I set out to understand the science of distractions
and learn how to be more focused
and boost our productivity.
By some measures we're bombarded
by more than 63 notifications a day.
We receive over 90 emails and write about 40 of them.
On average we switch tasks every three minutes.
When we face distractions two areas of the brain,
the parietal cortex and the frontal cortex are
in a sort of tug of war with each other.
Some research suggests that the parietal cortex responds
to distractions, the frontal cortex which is involved
in cognitively demanding tasks helps us maintain focus.
So we get distracted if the activity
of the parietal cortex gets through to the frontal cortex.
If the frontal cortex can keep the parietal in check,
you stay focused.
The brain is deciding what's important and what's not
and that takes effort.
Even when you're cleaning your mailbox
and you're not actually doing hard cognitive work,
you kinda actually are, because there's all
these essentially micro decisions.
Looking at this email, do I need this,
and so each of those decision
requires a little bit more of cognitive effort
and so but when you add 2,000 of those,
you end up with no, no power
to make any other important decisions
after that, if you deplete it.
- Tell me a little bit about the study
that you did focused on email.
What we found was that checking email more frequently
throughout the day was associated
with feeling more stressed and overwhelmed.
In the study, one group of people were asked
to check their email whenever they wanted throughout the day
while the other group had to do it in batches.
We found that people who batched their emails three
to five times a day felt less stressed and less overwhelmed.
Why are these tasks that seem really menial,
why are they so stressful and anxiety inducing?
You're basically doing something that other people need.
Let's imagine that attention is this calm lake
or you know the reflecting pool
and then each notification is a little drop in that lake.
We can think of the reflectiveness as you know the ability
to actually focus on what's going on around us
but when we have all these drops all the time,
now you get a reflecting pool disturbed and frazzled.
- [Daniela] If email is like rain, notifications seem
like a storm to our productivity and our ability to focus.
The higher the cognitive load the more susceptible we are
to new distractions.
Notifications on our phones draw our attention away
from the task at hand so completing
it may ultimately require more effort.
Every time you get distracted
by a notification you have to switch your attention
and switch it back, the switching in and of
itself actually requires cognitive effort
and so you end up more depleted at the end of the day.
- So what do we do as cellphone users to mitigate that?
- Some things that I do
is I do have scheduled do not disturb times
which you can set on your phone
when you know basically no notifications come in.
In general, I do keep my phone on silent.
I actually am like most people a little addicted
to my email and a little addicted
to social media and messages,
so I do actually open those apps frequently enough
that I don't need to be reminded I need
to open it every, every minute.
- [Daniela] So to take new technologies we may first need
to reconsider how and when we rely on them.

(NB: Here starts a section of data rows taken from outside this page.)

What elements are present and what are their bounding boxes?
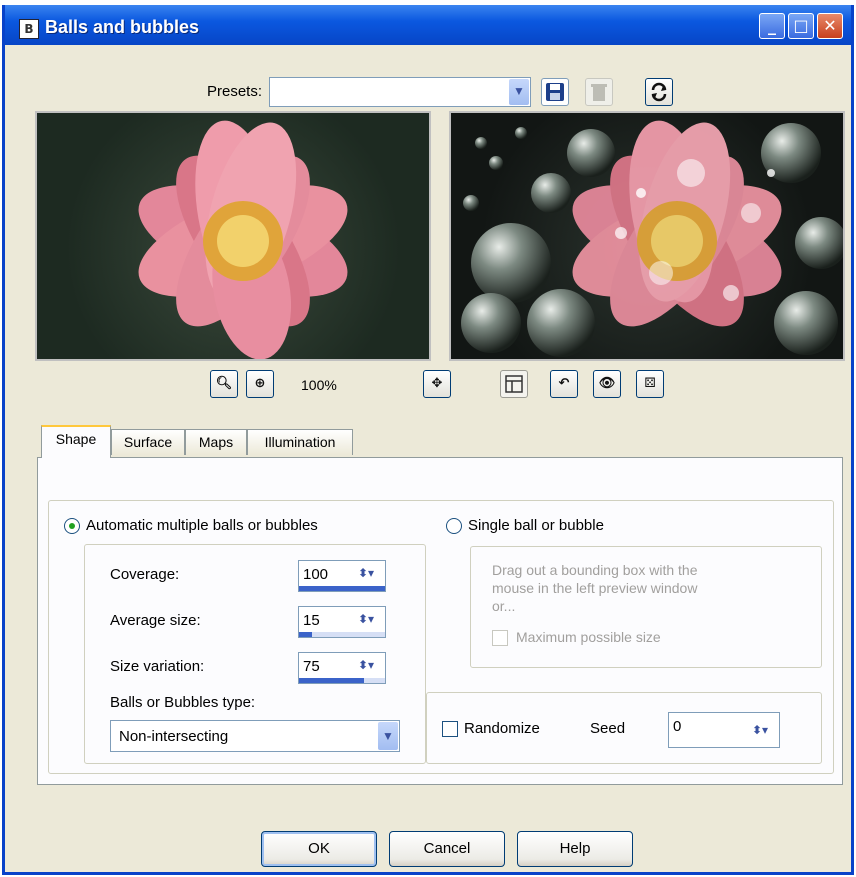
coverage-slider[interactable] (299, 586, 385, 591)
chevron-down-icon: ▼ (509, 79, 529, 105)
coverage-slider-fill (299, 586, 385, 591)
delete-preset-button[interactable] (585, 78, 613, 106)
delete-icon (591, 84, 607, 101)
tab-maps[interactable]: Maps (185, 429, 247, 455)
spin-arrows-icon[interactable]: ⬍▾ (348, 654, 384, 676)
seed-label: Seed (590, 720, 626, 737)
average-size-label: Average size: (110, 612, 201, 629)
reset-button[interactable] (645, 78, 673, 106)
automatic-radio[interactable] (64, 518, 80, 534)
coverage-label: Coverage: (110, 566, 180, 583)
presets-dropdown[interactable]: ▼ (269, 77, 531, 107)
eye-icon: 👁︎ (598, 376, 616, 391)
pan-button[interactable]: ✥ (423, 370, 451, 398)
seed-stepper[interactable]: 0 ⬍▾ (668, 712, 780, 748)
average-size-slider[interactable] (299, 632, 385, 637)
title-bar[interactable]: B Balls and bubbles _ □ ✕ (5, 5, 851, 45)
single-label[interactable]: Single ball or bubble (468, 517, 604, 534)
app-icon: B (19, 19, 39, 39)
single-hint-line-2: mouse in the left preview window (492, 580, 698, 596)
coverage-value: 100 (303, 566, 329, 583)
help-button[interactable]: Help (517, 831, 633, 867)
presets-label: Presets: (207, 83, 263, 100)
cancel-button[interactable]: Cancel (389, 831, 505, 867)
spin-arrows-icon[interactable]: ⬍▾ (742, 719, 778, 741)
save-preset-button[interactable] (541, 78, 569, 106)
zoom-level: 100% (301, 377, 337, 393)
seed-value: 0 (673, 718, 682, 735)
lotus-flower-image (138, 120, 348, 359)
spin-arrows-icon[interactable]: ⬍▾ (348, 608, 384, 630)
tab-shape[interactable]: Shape (41, 425, 111, 458)
single-radio[interactable] (446, 518, 462, 534)
maximize-button[interactable]: □ (788, 13, 814, 39)
preview-layout-button[interactable] (500, 370, 528, 398)
randomize-label[interactable]: Randomize (464, 720, 540, 737)
size-variation-slider-fill (299, 678, 364, 683)
zoom-in-button[interactable]: ⊕ (246, 370, 274, 398)
zoom-out-icon: 🔍︎ (215, 376, 233, 391)
tab-surface[interactable]: Surface (111, 429, 185, 455)
close-button[interactable]: ✕ (817, 13, 843, 39)
type-value: Non-intersecting (119, 728, 229, 745)
single-hint-line-1: Drag out a bounding box with the (492, 562, 698, 578)
dialog-window: B Balls and bubbles _ □ ✕ Presets: ▼ 🔍︎ … (2, 5, 854, 875)
pan-icon: ✥ (431, 376, 443, 391)
tab-illumination[interactable]: Illumination (247, 429, 353, 455)
proof-button[interactable]: 👁︎ (593, 370, 621, 398)
average-size-slider-fill (299, 632, 312, 637)
undo-preview-button[interactable]: ↶ (550, 370, 578, 398)
spin-arrows-icon[interactable]: ⬍▾ (348, 562, 384, 584)
randomize-checkbox[interactable] (442, 721, 458, 737)
randomize-parameters-button[interactable]: ⚄ (636, 370, 664, 398)
window-title: Balls and bubbles (45, 17, 200, 37)
single-hint-line-3: or... (492, 598, 516, 614)
size-variation-label: Size variation: (110, 658, 205, 675)
reset-icon (651, 82, 667, 102)
undo-icon: ↶ (558, 376, 570, 391)
result-preview[interactable] (449, 111, 845, 361)
ok-button[interactable]: OK (261, 831, 377, 867)
average-size-stepper[interactable]: 15 ⬍▾ (298, 606, 386, 638)
dice-icon: ⚄ (644, 376, 656, 391)
original-preview[interactable] (35, 111, 431, 361)
maximum-size-checkbox[interactable] (492, 630, 508, 646)
minimize-button[interactable]: _ (759, 13, 785, 39)
maximum-size-label: Maximum possible size (516, 629, 661, 645)
bubbles-effect-image (461, 120, 843, 357)
zoom-out-button[interactable]: 🔍︎ (210, 370, 238, 398)
save-icon (546, 83, 564, 101)
preview-layout-icon (505, 375, 523, 393)
chevron-down-icon: ▼ (378, 722, 398, 750)
size-variation-slider[interactable] (299, 678, 385, 683)
automatic-label[interactable]: Automatic multiple balls or bubbles (86, 517, 318, 534)
coverage-stepper[interactable]: 100 ⬍▾ (298, 560, 386, 592)
size-variation-stepper[interactable]: 75 ⬍▾ (298, 652, 386, 684)
shape-tab-panel: Automatic multiple balls or bubbles Sing… (37, 457, 843, 785)
type-label: Balls or Bubbles type: (110, 694, 256, 711)
average-size-value: 15 (303, 612, 320, 629)
zoom-in-icon: ⊕ (254, 376, 266, 391)
type-dropdown[interactable]: Non-intersecting ▼ (110, 720, 400, 752)
size-variation-value: 75 (303, 658, 320, 675)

We did a study not in an organization
but on campus where we asked students
to find a building either with their phones
or without the help of their phones.
And yes the students who relied
on their phones got to the building faster
but these same students actually felt less connected
to their community and so it's not a question
of you know should we just do away
with these devices but what is the price
of this convenient device.
These social bonds that hold society together I think
are getting more and more chipped away from us.
Our devices and apps aren't the only way
to crush it at the office.
Casual conversations at work make us feel more connected,
happier, and productive that's what science is telling us.